The fixed price lets us efficiently liquidate yield for vaults that have very low amounts of TVL.

How it works

At any time a liquidator can swap the liquidatable balance for the fixed price of tokens.

Smoothing

The fixed-price Liquidation Pair offers smoothing, so that spikes in yield do not result in inefficient auctions.

Some yield sources may accrue in bursts; this means there would be periods of time where there is no yield, then large bursts of yield. This is not ideal, as the algorithm works best with consistent yield growth.

For example, the Prize Pool in PoolTogether V5 will accrue reserve when the draw occurs. For a daily draw, this means that the reserve increases once per day.

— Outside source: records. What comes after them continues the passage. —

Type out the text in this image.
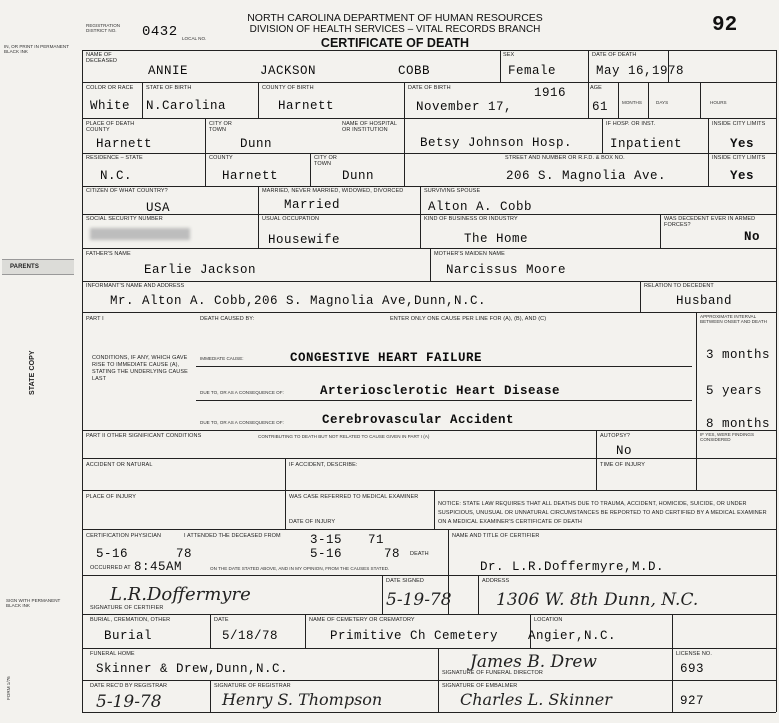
IN, OR PRINT IN PERMANENT BLACK INK
PARENTS
STATE COPY
SIGN WITH PERMANENT BLACK INK
FORM 1/76
REGISTRATION DISTRICT NO.	0432 LOCAL NO.
NORTH CAROLINA DEPARTMENT OF HUMAN RESOURCES
DIVISION OF HEALTH SERVICES – VITAL RECORDS BRANCH
CERTIFICATE OF DEATH
92
NAME OF DECEASED
ANNIE	JACKSON	COBB
SEX
Female
DATE OF DEATH
May 16,1978
COLOR OR RACE
White
STATE OF BIRTH
N.Carolina
COUNTY OF BIRTH
Harnett
DATE OF BIRTH	1916
November 17,
AGE
61	MONTHS	DAYS	HOURS
PLACE OF DEATH COUNTY
Harnett
CITY OR TOWN
Dunn
NAME OF HOSPITAL OR INSTITUTION
Betsy Johnson Hosp.
IF HOSP. OR INST.
Inpatient
INSIDE CITY LIMITS
Yes
RESIDENCE – STATE
N.C.
COUNTY
Harnett
CITY OR TOWN
Dunn
STREET AND NUMBER OR R.F.D. & BOX NO.
206 S. Magnolia Ave.
INSIDE CITY LIMITS
Yes
CITIZEN OF WHAT COUNTRY?
USA
MARRIED, NEVER MARRIED, WIDOWED, DIVORCED
Married
SURVIVING SPOUSE
Alton A. Cobb
SOCIAL SECURITY NUMBER	USUAL OCCUPATION
Housewife
KIND OF BUSINESS OR INDUSTRY
The Home
WAS DECEDENT EVER IN ARMED FORCES?
No
FATHER'S NAME
Earlie Jackson
MOTHER'S MAIDEN NAME
Narcissus Moore
INFORMANT'S NAME AND ADDRESS
Mr. Alton A. Cobb,206 S. Magnolia Ave,Dunn,N.C.
RELATION TO DECEDENT
Husband
PART I	DEATH CAUSED BY:	ENTER ONLY ONE CAUSE PER LINE FOR (A), (B), AND (C)	APPROXIMATE INTERVAL BETWEEN ONSET AND DEATH
CONDITIONS, IF ANY, WHICH GAVE RISE TO IMMEDIATE CAUSE (A), STATING THE UNDERLYING CAUSE LAST
IMMEDIATE CAUSE:	CONGESTIVE HEART FAILURE	3 months
DUE TO, OR AS A CONSEQUENCE OF:	Arteriosclerotic Heart Disease	5 years
DUE TO, OR AS A CONSEQUENCE OF:	Cerebrovascular Accident	8 months
PART II OTHER SIGNIFICANT CONDITIONS	CONTRIBUTING TO DEATH BUT NOT RELATED TO CAUSE GIVEN IN PART I (A)	AUTOPSY?
No
IF YES, WERE FINDINGS CONSIDERED
ACCIDENT OR NATURAL	IF ACCIDENT, DESCRIBE:	TIME OF INJURY
PLACE OF INJURY	WAS CASE REFERRED TO MEDICAL EXAMINER
DATE OF INJURY
NOTICE: STATE LAW REQUIRES THAT ALL DEATHS DUE TO TRAUMA, ACCIDENT, HOMICIDE, SUICIDE, OR UNDER SUSPICIOUS, UNUSUAL OR UNNATURAL CIRCUMSTANCES BE REPORTED TO AND CERTIFIED BY A MEDICAL EXAMINER ON A MEDICAL EXAMINER'S CERTIFICATE OF DEATH
CERTIFICATION PHYSICIAN	I ATTENDED THE DECEASED FROM 3-15 71
5-16	78	5-16	78 DEATH
OCCURRED AT 8:45AM	ON THE DATE STATED ABOVE, AND IN MY OPINION, FROM THE CAUSES STATED.
NAME AND TITLE OF CERTIFIER
Dr. L.R.Doffermyre,M.D.
SIGNATURE OF CERTIFIER
L.R.Doffermyre
DATE SIGNED
5-19-78
ADDRESS
1306 W. 8th Dunn, N.C.
BURIAL, CREMATION, OTHER
Burial
DATE
5/18/78
NAME OF CEMETERY OR CREMATORY
Primitive Ch Cemetery
LOCATION
Angier,N.C.
FUNERAL HOME
Skinner & Drew,Dunn,N.C.	SIGNATURE OF FUNERAL DIRECTOR
James B. Drew	LICENSE NO.
693
DATE REC'D BY REGISTRAR
5-19-78
SIGNATURE OF REGISTRAR
Henry S. Thompson
SIGNATURE OF EMBALMER
Charles L. Skinner	927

The fixed-price Liquidation Pair also takes a "smoothing" parameter during construction. Smoothing is applied as a multiplier of the currently available balance.

$$auctionTokens = (1 - smoothing) * availableBalance$$

For example, if smoothing = 0.9 and there are 100 tokens available to auction, then only 10 will be auctioned. Each subsequent auction will be for 10% of the remaining tokens.